Essa conquista não é tarefa fácil. "Desenvolver pequenas moléculas que interrompem as interações proteína-proteína provou ser um desafio", observou o principal autor Jonathan Sandoval da UC San Francisco, ex-aluno de doutorado no laboratório de Reich. "Estes são os primeiros inibidores relatados de DNMT3A que interrompem as interações proteína-proteína".
Os dois compostos que a equipe identificou já foram usados clinicamente para outras doenças. Isso elimina muitos custos, testes e burocracia envolvidos em desenvolvê-los em terapias de leucemia. Na verdade, os oncologistas poderiam prescrever esses medicamentos para pacientes fora do rótulo agora.
Desenvolvendo o sucesso No entanto, ainda há mais para entender sobre essa nova abordagem. A equipe quer aprender mais sobre como os inibidores de proteína-proteína afetam os complexos DNMT3A em células saudáveis da medula óssea. Reich está colaborando com o professor de química da UC Santa Barbara, Tom Pettus, e um estudante de doutorado conjunto deles, Ivan Hernandez. "Estamos fazendo mudanças nas drogas para ver se podemos melhorar ainda mais a seletividade e a potência", disse Reich.
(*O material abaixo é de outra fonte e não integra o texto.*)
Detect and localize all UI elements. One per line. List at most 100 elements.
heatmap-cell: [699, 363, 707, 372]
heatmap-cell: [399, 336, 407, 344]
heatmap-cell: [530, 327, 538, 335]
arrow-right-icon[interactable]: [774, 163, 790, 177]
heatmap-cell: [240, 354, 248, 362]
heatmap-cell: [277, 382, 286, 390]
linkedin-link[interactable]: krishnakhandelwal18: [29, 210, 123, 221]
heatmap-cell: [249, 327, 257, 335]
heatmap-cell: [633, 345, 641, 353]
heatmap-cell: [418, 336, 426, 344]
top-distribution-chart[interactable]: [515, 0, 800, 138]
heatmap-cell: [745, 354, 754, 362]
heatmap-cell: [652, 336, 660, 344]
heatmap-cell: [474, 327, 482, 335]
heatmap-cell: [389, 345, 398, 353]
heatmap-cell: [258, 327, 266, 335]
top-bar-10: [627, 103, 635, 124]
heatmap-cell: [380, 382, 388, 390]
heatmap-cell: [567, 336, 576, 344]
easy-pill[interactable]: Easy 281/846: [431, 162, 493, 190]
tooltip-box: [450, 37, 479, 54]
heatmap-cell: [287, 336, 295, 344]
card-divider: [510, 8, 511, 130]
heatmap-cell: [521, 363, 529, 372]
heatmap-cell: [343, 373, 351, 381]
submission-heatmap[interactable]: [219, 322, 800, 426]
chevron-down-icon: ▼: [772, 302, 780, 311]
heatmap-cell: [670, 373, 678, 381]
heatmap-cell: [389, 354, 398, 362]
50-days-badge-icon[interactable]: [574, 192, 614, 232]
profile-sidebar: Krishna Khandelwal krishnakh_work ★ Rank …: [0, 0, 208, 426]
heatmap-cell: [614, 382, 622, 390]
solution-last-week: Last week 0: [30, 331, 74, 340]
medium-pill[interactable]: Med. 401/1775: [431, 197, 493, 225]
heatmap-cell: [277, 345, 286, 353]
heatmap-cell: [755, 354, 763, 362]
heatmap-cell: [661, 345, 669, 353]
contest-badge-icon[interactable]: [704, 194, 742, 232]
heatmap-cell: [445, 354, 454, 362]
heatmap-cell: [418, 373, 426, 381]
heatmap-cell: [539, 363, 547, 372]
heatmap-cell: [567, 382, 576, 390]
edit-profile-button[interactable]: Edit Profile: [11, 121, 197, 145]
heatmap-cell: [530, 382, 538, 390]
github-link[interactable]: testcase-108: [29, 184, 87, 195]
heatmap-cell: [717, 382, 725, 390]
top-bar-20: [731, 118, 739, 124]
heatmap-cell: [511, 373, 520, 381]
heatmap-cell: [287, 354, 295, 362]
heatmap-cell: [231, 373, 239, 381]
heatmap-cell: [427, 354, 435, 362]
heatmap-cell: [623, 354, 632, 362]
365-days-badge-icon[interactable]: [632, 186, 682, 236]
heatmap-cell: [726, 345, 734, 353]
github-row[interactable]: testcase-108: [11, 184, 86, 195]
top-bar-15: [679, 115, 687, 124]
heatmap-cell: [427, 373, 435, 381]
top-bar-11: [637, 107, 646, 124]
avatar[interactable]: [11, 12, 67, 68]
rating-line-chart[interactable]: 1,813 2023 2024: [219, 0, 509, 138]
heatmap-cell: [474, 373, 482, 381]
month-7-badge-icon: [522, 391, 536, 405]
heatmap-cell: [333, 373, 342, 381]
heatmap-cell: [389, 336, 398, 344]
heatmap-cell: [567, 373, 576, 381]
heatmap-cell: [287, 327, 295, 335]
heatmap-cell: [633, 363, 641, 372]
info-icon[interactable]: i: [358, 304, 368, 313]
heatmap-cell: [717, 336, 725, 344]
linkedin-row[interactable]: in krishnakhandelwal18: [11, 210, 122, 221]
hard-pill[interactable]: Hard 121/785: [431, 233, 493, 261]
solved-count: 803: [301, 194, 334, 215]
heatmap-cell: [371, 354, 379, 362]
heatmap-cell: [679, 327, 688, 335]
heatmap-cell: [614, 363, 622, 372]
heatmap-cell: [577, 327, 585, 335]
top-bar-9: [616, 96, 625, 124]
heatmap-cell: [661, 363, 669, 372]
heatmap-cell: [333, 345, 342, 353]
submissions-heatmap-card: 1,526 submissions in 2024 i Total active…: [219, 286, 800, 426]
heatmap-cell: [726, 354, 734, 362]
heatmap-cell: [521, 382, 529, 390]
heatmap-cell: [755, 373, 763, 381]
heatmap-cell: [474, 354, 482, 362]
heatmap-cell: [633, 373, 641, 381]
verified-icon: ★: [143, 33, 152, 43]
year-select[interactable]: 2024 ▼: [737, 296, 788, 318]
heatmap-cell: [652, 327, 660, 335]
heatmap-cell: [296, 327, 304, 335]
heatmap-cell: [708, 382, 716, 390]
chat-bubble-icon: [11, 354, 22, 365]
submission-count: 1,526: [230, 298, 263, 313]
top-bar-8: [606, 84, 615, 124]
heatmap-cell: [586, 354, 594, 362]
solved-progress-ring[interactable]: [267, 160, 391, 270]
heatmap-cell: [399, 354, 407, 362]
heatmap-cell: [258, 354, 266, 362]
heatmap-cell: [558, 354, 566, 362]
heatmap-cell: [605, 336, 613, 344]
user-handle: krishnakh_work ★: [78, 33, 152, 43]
Há também mais para aprender sobre os efeitos a longo prazo das drogas. Como os compostos trabalham diretamente nas enzimas, eles podem não alterar as mutações subjacentes que causam o câncer. Essa ressalva afeta como os médicos podem usar esses medicamentos. "Uma abordagem é que um paciente continuaria a receber doses baixas", disse Reich. "Como alternativa, nossa abordagem pode ser usada com outros tratamentos, talvez para reduzir a carga tumoral a um ponto em que interromper o tratamento seja uma opção".
Reich também admite que a equipe ainda precisa saber qual o efeito dos IBPs na diferenciação da medula óssea a longo prazo. Eles estão curiosos para saber se as drogas podem provocar algum tipo de memória celular que possa mitigar problemas no nível epigenético ou genético.
Dito isto, Reich está animado por sua descoberta. "Ao não visar o sítio ativo do DNMT3A, já estamos muito além do medicamento atualmente usado, o Decitabine, que é definitivamente citotóxico", disse ele, acrescentando que esse tipo de abordagem também pode ser adaptado para outros tipos de câncer.